Four unresolved issues in privacy
Recently a friend and colleague asked me about key areas of conflict in the field of privacy. After a bit of brainstorming, I came up with four such issues.
Information privacy versus information disclosure.
Not so much a conflict but a trade-off which can lead to tension. Information privacy is a condition of keeping personal information private. Information privacy balances information disclosure, the act of sharing personal information as part of communication. Information disclosure necessarily determines trust. This is particularly relevant for trust building in online commerce with its potential for information imbalances leading to a market of lemons. What’s interesting about social media and many mobile apps is that disclosures made to build trust with your friends is being used by those platforms to market to you or make money off your information. Granted, they own the platform and make it clear up front (usually) that is the case. Yet, it often creates tension between the desire to disclose and trust and the desire to keep information private.

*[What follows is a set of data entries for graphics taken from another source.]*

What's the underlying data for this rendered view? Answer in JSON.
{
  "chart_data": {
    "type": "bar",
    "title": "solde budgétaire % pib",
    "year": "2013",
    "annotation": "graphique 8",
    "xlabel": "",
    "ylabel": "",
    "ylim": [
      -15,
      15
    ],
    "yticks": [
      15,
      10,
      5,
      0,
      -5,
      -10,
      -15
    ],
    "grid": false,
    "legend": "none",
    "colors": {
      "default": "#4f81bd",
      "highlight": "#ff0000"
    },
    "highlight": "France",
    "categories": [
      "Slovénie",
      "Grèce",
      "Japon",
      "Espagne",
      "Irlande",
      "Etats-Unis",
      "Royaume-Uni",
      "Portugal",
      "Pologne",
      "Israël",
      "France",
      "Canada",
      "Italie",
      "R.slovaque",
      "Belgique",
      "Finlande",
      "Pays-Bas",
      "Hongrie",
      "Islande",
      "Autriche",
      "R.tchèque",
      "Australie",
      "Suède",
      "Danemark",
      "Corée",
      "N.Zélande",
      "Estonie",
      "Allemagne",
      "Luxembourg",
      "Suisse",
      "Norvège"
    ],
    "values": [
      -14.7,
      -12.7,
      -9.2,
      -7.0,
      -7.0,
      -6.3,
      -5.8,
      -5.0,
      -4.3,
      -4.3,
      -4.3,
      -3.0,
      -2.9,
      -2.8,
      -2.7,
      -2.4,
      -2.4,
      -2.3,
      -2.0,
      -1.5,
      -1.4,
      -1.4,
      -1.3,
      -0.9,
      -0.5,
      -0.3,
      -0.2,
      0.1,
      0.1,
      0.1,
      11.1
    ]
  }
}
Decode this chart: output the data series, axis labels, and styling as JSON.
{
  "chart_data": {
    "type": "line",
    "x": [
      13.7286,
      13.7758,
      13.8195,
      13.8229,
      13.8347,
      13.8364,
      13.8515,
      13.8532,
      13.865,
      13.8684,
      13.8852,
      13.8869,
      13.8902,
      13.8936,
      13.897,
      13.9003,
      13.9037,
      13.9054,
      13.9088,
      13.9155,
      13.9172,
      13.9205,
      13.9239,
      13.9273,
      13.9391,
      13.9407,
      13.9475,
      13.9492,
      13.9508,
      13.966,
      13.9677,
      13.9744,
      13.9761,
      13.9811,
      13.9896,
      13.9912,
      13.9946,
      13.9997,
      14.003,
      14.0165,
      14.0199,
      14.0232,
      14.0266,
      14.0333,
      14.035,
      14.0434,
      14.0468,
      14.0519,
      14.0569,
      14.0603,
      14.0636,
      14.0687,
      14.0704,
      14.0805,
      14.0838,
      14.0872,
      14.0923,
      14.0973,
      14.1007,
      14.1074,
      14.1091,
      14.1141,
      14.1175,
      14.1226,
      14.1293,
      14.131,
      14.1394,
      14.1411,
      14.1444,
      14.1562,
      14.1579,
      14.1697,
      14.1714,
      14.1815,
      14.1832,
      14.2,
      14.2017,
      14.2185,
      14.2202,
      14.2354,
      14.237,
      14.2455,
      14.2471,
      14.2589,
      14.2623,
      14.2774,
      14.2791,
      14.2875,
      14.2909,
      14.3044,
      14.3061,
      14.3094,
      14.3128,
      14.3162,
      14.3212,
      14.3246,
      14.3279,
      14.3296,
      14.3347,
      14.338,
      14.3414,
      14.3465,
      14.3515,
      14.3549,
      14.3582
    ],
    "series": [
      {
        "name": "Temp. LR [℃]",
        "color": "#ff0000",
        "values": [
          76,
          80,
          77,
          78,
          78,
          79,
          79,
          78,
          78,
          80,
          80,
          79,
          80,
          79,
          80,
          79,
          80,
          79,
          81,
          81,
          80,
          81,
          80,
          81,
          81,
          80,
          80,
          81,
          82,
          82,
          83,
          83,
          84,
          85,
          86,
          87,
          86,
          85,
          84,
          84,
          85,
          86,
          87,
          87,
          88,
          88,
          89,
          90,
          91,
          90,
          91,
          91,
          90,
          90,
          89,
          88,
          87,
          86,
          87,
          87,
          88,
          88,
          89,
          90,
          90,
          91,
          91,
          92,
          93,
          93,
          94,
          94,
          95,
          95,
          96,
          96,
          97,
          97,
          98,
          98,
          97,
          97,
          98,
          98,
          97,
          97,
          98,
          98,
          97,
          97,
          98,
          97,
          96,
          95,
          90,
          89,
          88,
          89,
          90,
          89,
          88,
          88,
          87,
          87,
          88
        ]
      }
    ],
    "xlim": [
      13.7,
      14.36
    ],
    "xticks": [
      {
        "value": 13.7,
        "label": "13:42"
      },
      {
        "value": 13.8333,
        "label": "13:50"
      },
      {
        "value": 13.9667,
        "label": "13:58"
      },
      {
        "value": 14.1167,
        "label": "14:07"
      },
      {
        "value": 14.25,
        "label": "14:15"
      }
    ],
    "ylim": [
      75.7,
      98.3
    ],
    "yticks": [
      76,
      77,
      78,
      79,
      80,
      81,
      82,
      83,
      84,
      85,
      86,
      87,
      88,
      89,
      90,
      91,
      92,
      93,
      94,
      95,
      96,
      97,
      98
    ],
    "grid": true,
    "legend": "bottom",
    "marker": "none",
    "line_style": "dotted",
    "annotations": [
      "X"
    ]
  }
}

Who owns personal information? The observer or the individual.
European law favors the individual. U.S. law favors the observer. The essential point comes down to this: if an observer sees something an individual does, can the observer use that observation in commercial endeavors? With modern technology, if a computer system observes something about you (i.e. your picture, your actions online, your location, your demographic data) does the owner of the computing system need to seek permission to use that observation? This is particularly relevant with social media and the ability to combine data from multiple sources to build a fuller profile of an individual. Another way to think about this is by asking if you see something walking down the street, can you use information about their behavior or characteristics for commercial purposes? Now suppose you take a picture of them walking down? Can you use that information for commerce purposes? What if you take a picture of 20 people? What then? At what point is using the personal information for commercial purposes considered inappropriate? In other words, who owns the personal information of an individual?
Right to privacy versus privacy subsumed under other rights (e.g. property and liberty)
In 1890, Warren and Brandeis wrote an Harvard Law Review article arguing for a right to privacy that should be protected by the U.S. government. They argue that privacy is a new class of rights that cannot be properly protected by existing law. Partially because the point about ownership of data (above) has never been fully resolved. Since then, various lawyers have argued both for and against a distinct right to privacy. This is a little harder to apply to current events but does suggest long-term implications for privacy as the approach to one or the other principle gets refined over time. I talk about this a little in my paper on organizations requesting social media passwords from job candidates. That case was interesting because there are four groups of people to consider and the rights of each – the hiring organization, the job candidate, the social media platform, and the friends of the job candidate.
Personal information security versus Public physical security
The San Bernardino Apple vs. FBI case highlights the complexity of this issue. The FBI argues that for them to perform their jobs of securing the public, they must be able to gain access to restricted areas in times of a criminal investigation. They have always been able to get warrants to enter locked buildings before. They should get access to locked phones as well. Apple on the other hand argued that information security is a different beast than physical security, that introducing a hole or backdoor into information systems destroys the notion of information security. To add to the complexity, I argue that forcing someone to write the code is the same as forced speech, a notion that’s opposite of our constitutional protections.
Implications for Privacy
Addressing these four issues has important implications for business and society. I don’t claim to have all the answers, but I believe finding the answers is necessary for better understanding and protecting privacy. I’m tempted to write a research article articulating each of these in more detail and exploring what implications for each of them might mean for our future.